The Detran (Department of Traffic) also stated in a note that its internal affairs department analyzed the conduct of the agents involved in the episode and found no irregularities.

The National Federation of Detran Unions, especially the Union of DETRAN/RJ Employees, also issued a statement condemning the court's decision and expressing solidarity with Tamburini. According to the Union, the "driver João Carlos de Souza Correa insinuated that he intended to receive privileged treatment by presenting himself as a judge when approached during the enforcement of the "Lei Seca" operation, engaging in infractions specified in the Brazilian Traffic Code - CTB." They also repudiated "any superiority complex, egocentrism, rudeness, arrogance, authoritarianism, and arrogance from anyone," especially "from someone invested in the judiciary to promote justice and social peace."

The ex-deputy, who was Correa's wife at the time, Alice Tamborindeguy, stated that she agreed with the court's decision and that Tamburini's statement had a "clear intention of mockery." According to Tamborindeguy, the agent should "follow the law but without mistreating people" and questioned "if she does that with a judge, what will she do with an ordinary citizen?".

Lawyer Flávia Penido, outraged by the court's decision, launched a fundraising campaign to raise the five thousand reais fine owed by Tamburini to Correa due to the conviction. Penido advocates for society's support for the traffic agent and stated that she considers it a "barbarity for a judge to consider himself with all these powers. It is an important pressure. The judge cannot judge based on societal pressure, but society must show that it is attentive to what they are judging. I believe that this is more important than the money." Dubbed the "divine fundraising," it raised over three thousand reais in the first six hours of operation, and reached the goal of five thousand reais approximately nine hours after its launch. According to Tamburini, the excess amount raised will be donated to a charitable institution.

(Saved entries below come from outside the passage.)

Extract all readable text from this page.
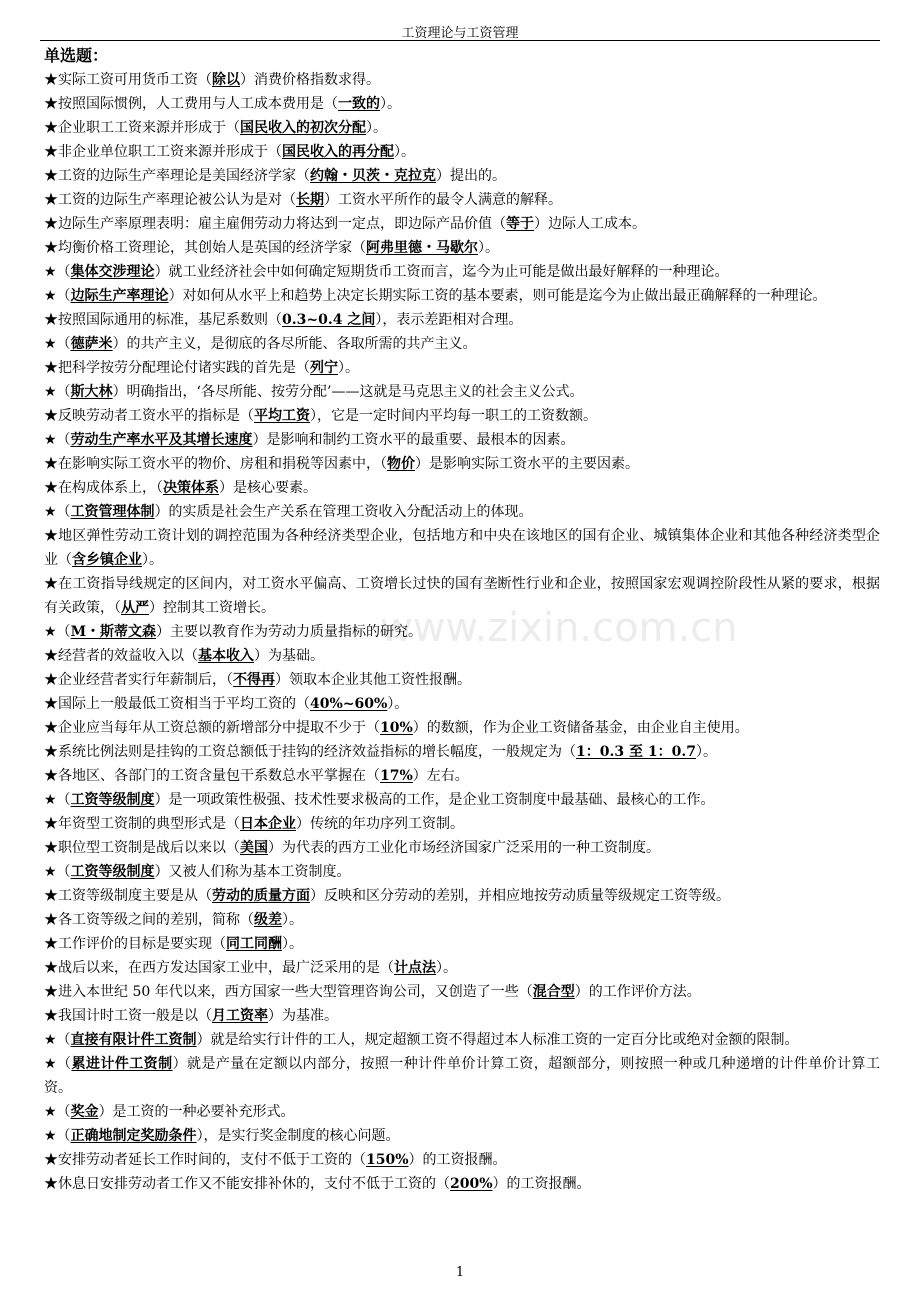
工资理论与工资管理
www.zixin.com.cn
单选题：
★实际工资可用货币工资（除以）消费价格指数求得。
★按照国际惯例，人工费用与人工成本费用是（一致的）。
★企业职工工资来源并形成于（国民收入的初次分配）。
★非企业单位职工工资来源并形成于（国民收入的再分配）。
★工资的边际生产率理论是美国经济学家（约翰・贝茨・克拉克）提出的。
★工资的边际生产率理论被公认为是对（长期）工资水平所作的最令人满意的解释。
★边际生产率原理表明：雇主雇佣劳动力将达到一定点，即边际产品价值（等于）边际人工成本。
★均衡价格工资理论，其创始人是英国的经济学家（阿弗里德・马歇尔）。
★（集体交涉理论）就工业经济社会中如何确定短期货币工资而言，迄今为止可能是做出最好解释的一种理论。
★（边际生产率理论）对如何从水平上和趋势上决定长期实际工资的基本要素，则可能是迄今为止做出最正确解释的一种理论。
★按照国际通用的标准，基尼系数则（0.3~0.4 之间），表示差距相对合理。
★（德萨米）的共产主义，是彻底的各尽所能、各取所需的共产主义。
★把科学按劳分配理论付诸实践的首先是（列宁）。
★（斯大林）明确指出，‘各尽所能、按劳分配’——这就是马克思主义的社会主义公式。
★反映劳动者工资水平的指标是（平均工资），它是一定时间内平均每一职工的工资数额。
★（劳动生产率水平及其增长速度）是影响和制约工资水平的最重要、最根本的因素。
★在影响实际工资水平的物价、房租和捐税等因素中，（物价）是影响实际工资水平的主要因素。
★在构成体系上，（决策体系）是核心要素。
★（工资管理体制）的实质是社会生产关系在管理工资收入分配活动上的体现。
★地区弹性劳动工资计划的调控范围为各种经济类型企业，包括地方和中央在该地区的国有企业、城镇集体企业和其他各种经济类型企业（含乡镇企业）。
★在工资指导线规定的区间内，对工资水平偏高、工资增长过快的国有垄断性行业和企业，按照国家宏观调控阶段性从紧的要求，根据有关政策，（从严）控制其工资增长。
★（M・斯蒂文森）主要以教育作为劳动力质量指标的研究。
★经营者的效益收入以（基本收入）为基础。
★企业经营者实行年薪制后，（不得再）领取本企业其他工资性报酬。
★国际上一般最低工资相当于平均工资的（40%~60%）。
★企业应当每年从工资总额的新增部分中提取不少于（10%）的数额，作为企业工资储备基金，由企业自主使用。
★系统比例法则是挂钩的工资总额低于挂钩的经济效益指标的增长幅度，一般规定为（1：0.3 至 1：0.7）。
★各地区、各部门的工资含量包干系数总水平掌握在（17%）左右。
★（工资等级制度）是一项政策性极强、技术性要求极高的工作，是企业工资制度中最基础、最核心的工作。
★年资型工资制的典型形式是（日本企业）传统的年功序列工资制。
★职位型工资制是战后以来以（美国）为代表的西方工业化市场经济国家广泛采用的一种工资制度。
★（工资等级制度）又被人们称为基本工资制度。
★工资等级制度主要是从（劳动的质量方面）反映和区分劳动的差别，并相应地按劳动质量等级规定工资等级。
★各工资等级之间的差别，简称（级差）。
★工作评价的目标是要实现（同工同酬）。
★战后以来，在西方发达国家工业中，最广泛采用的是（计点法）。
★进入本世纪 50 年代以来，西方国家一些大型管理咨询公司，又创造了一些（混合型）的工作评价方法。
★我国计时工资一般是以（月工资率）为基准。
★（直接有限计件工资制）就是给实行计件的工人，规定超额工资不得超过本人标准工资的一定百分比或绝对金额的限制。
★（累进计件工资制）就是产量在定额以内部分，按照一种计件单价计算工资，超额部分，则按照一种或几种递增的计件单价计算工资。
★（奖金）是工资的一种必要补充形式。
★（正确地制定奖励条件），是实行奖金制度的核心问题。
★安排劳动者延长工作时间的，支付不低于工资的（150%）的工资报酬。
★休息日安排劳动者工作又不能安排补休的，支付不低于工资的（200%）的工资报酬。
1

The National Judicial Council (CNJ), an entity linked to the Brazilian National Council of Justice, decided on October 14, 2014, to review the disciplinary process initiated by the Rio de Janeiro Court of Justice to evaluate Correa's conduct, considering the motion for redress as unfounded. The CNJ's internal affairs department is also reviewing the judge's conduct during his tenure in Búzios. The investigation by the CNJ cannot alter the court's decision but may result in a warning, reprimand, transfer to another jurisdiction, or compulsory retirement. According to an editorial by Folha de S. Paulo, the decision of the National Council of Justice contrasts two models of social organization: "One, archaic, in which the application of laws varies according to the status of those entangled in them; and another, in which every citizen is treated equally in their rights and obligations by the State."

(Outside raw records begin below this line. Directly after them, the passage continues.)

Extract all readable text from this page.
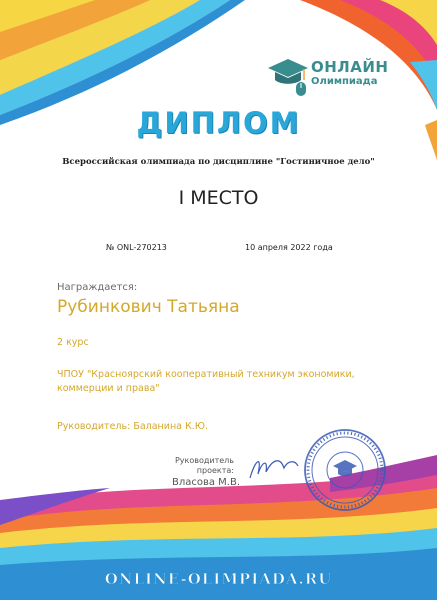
ОНЛАЙН
Олимпиада
ДИПЛОМ
Всероссийская олимпиада по дисциплине "Гостиничное дело"
I МЕСТО
№ ONL-270213	10 апреля 2022 года
Награждается:
Рубинкович Татьяна
2 курс
ЧПОУ "Красноярский кооперативный техникум экономики, коммерции и права"
Руководитель: Баланина К.Ю.
Руководитель проекта:
Власова М.В.
ONLINE-OLIMPIADA.RU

On November 13, 2014, the Full Council of the Rio de Janeiro Bar Association (OAB/RJ) announced that it would request Correa's suspension until all accusations were investigated. Felipe Santa Cruz, president of OAB/RJ, commented, "He needs to request a leave of absence to find out if he is fit to remain in the judiciary. His conduct is venomous to other judges, and the complaints keep increasing," stating that the "Rio de Janeiro Court of Justice needs to respond to these complaints. If the Court acts with corporatism, it will transfer this negative image to other judges."

In March 2015, the CNJ decided to review the process that acquitted the judge. In a statement, CNJ counselor Guilherme Calmon stated that "The discrepancies between the votes are such that they lead, at the very least, to a reasonable doubt capable of justifying disciplinary review by this body." Councilor Nancy Andrighi, the national ombudsman for justice, explained in her vote that the testimonies are contradictory regarding the behavior of the agent and the judge. However, according to the CNJ, there is no doubt that Correa arrested Luciana and drove his own car to the police station.